The FAIR Education Act: Intertwining History and Tolerance in California Schools

Jay Willis

The California State Senate passed the Fair, Accurate, Inclusive, and Respectful (FAIR) Education Act this week, which would require California schools to include a study of the contributions of LGBT individuals within its standard history curriculum.  The measure is expected to easily clear both the Democrat-controlled State Assembly and the desk of Governor Jerry Brown.

Since controversy over the official treatment of homosexuality in California is nothing new, most of the debate over this bill has predictably focused on similar ideological concerns.  State Senator Doug La Malfa expressed his concern that, if the FAIR Education Act is passed, “Kids would have to contemplate [sexuality] at a very, very early age, when many of us [parents] are teaching abstinence.”  A member of the Sacramento school board similarly opined that the measure “legislat[es] morality” and “require[es] taxpayers to foot the bill to promote a lifestyle to which they may or may not be morally opposed.”

However, the text of the measure hardly mandates the imposition of a distinct “gay history” that would predominate over other areas of study, as some news headlines might suggest.  Existing California law already requires schools to include “a study of the role and contributions” of women and a multitude of ethnic and cultural groups to California and U.S. history.  This bill simply adds LGBT individuals (and the disabled, although there appears to be little controversy over this provision) to the list of underrepresented interests that the legislature has already determined should be included within the state history curriculum.  And, incidentally, officially acknowledging the roles of LGBT individuals in the development of this country’s history could help significantly undermine the harmful stereotypes that have contributed to recent suicides attributed to anti-gay bullying.

More fundamentally though, studying the life and accomplishments of San Francisco politician Harvey Milk hardly amounts to a state-sponsored endorsement of homosexuality.  On the contrary, including such a discussion would allow students to develop a better understanding of civil rights movements in the United States and provide valuable context for analyzing more recent developments, including the ongoing debate over Proposition 8 in California.  We should not be censoring our history, especially aspects of it that remain particularly pertinent today, because of the personal objections of parents to the private lives of some of its players.

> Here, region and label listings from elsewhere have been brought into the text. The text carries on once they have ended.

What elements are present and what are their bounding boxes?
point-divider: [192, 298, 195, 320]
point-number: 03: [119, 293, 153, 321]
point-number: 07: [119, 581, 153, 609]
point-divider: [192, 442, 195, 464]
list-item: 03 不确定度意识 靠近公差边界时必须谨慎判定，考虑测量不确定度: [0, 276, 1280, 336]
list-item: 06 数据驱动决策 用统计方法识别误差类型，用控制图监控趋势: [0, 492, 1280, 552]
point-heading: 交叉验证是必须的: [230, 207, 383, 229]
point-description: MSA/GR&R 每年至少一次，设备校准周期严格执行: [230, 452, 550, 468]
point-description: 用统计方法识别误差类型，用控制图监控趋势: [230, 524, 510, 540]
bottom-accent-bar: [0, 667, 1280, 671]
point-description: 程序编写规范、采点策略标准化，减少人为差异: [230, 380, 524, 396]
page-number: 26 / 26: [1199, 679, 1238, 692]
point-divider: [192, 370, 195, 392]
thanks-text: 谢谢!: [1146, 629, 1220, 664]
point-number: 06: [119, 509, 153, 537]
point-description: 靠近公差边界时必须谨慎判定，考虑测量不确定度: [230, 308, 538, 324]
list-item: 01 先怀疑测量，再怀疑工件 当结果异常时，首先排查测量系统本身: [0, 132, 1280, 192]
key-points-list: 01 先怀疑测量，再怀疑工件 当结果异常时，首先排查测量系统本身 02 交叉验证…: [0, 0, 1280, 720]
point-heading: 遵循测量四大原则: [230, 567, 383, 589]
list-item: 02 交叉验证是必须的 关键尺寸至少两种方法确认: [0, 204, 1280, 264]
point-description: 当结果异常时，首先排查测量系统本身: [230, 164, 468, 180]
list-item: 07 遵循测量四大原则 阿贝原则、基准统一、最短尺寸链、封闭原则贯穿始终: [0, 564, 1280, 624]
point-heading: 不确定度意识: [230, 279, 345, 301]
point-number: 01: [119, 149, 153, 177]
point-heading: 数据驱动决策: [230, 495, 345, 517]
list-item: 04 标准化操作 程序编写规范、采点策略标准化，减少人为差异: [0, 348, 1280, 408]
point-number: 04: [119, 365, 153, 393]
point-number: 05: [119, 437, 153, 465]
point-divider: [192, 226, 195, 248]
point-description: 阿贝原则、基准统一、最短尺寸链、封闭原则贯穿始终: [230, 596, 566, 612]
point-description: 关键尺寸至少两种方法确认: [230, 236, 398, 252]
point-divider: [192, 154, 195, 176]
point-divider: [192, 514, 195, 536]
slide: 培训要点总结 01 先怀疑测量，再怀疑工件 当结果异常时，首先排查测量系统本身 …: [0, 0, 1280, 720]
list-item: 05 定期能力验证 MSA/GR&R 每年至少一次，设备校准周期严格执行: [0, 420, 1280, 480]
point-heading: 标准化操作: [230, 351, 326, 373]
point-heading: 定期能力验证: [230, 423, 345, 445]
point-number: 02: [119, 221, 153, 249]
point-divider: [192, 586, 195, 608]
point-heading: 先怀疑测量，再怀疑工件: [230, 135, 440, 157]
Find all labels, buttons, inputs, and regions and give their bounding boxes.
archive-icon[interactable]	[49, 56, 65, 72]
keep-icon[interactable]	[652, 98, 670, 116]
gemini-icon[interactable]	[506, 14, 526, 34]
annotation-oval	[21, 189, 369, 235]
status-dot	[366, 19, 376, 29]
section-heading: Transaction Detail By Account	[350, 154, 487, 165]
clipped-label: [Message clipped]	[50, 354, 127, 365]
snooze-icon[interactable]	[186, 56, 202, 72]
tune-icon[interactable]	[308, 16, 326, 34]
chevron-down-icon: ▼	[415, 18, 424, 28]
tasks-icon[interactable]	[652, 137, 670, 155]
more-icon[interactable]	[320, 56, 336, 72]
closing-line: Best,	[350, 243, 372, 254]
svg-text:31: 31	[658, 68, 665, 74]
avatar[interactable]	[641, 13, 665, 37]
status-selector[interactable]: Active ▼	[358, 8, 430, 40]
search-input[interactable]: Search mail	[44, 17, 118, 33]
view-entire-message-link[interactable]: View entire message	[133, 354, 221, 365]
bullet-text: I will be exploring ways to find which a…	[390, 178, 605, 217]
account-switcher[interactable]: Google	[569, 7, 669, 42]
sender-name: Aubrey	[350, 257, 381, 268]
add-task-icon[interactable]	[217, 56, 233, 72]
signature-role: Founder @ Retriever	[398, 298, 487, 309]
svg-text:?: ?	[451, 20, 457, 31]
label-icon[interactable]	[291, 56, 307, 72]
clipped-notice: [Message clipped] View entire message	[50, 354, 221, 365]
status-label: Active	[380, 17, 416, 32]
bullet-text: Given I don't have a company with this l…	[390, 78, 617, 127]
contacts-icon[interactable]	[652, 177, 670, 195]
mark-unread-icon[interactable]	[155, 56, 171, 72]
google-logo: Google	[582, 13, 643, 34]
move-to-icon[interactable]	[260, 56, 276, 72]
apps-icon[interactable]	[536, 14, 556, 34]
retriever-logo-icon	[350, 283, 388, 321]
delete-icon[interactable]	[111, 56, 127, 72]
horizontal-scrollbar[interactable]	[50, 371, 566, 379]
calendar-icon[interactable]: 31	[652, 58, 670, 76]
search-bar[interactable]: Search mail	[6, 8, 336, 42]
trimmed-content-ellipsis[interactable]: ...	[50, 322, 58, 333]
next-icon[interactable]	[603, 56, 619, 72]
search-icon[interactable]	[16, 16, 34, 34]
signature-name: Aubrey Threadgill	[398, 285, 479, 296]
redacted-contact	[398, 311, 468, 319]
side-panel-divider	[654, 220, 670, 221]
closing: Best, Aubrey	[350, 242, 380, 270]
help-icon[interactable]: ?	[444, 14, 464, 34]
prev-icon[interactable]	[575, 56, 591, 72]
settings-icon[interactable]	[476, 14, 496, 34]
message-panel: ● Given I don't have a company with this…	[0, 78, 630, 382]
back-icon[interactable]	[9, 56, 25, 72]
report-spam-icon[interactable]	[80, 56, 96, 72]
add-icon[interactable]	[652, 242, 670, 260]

As Senator La Malfa notes, understanding LGBT civil rights will require that students have some basic understanding of homosexuality.  But this principle is no truer in the context of sexual orientation than it is in the study of any other civil rights movement.  It would be absurd to try and fully appreciate the life of Martin Luther King, Jr., for example, without first comprehending the meaning of race in the context of a society that once practiced slavery.  Though confronting these issues may be uncomfortable for some, doing so is nonetheless necessary to develop a well-rounded knowledge of civil rights in the United States.  California should be applauded for taking this important step in ensuring that the next generation of students appreciates the critical roles played by people from all backgrounds in the ongoing narrative of American history.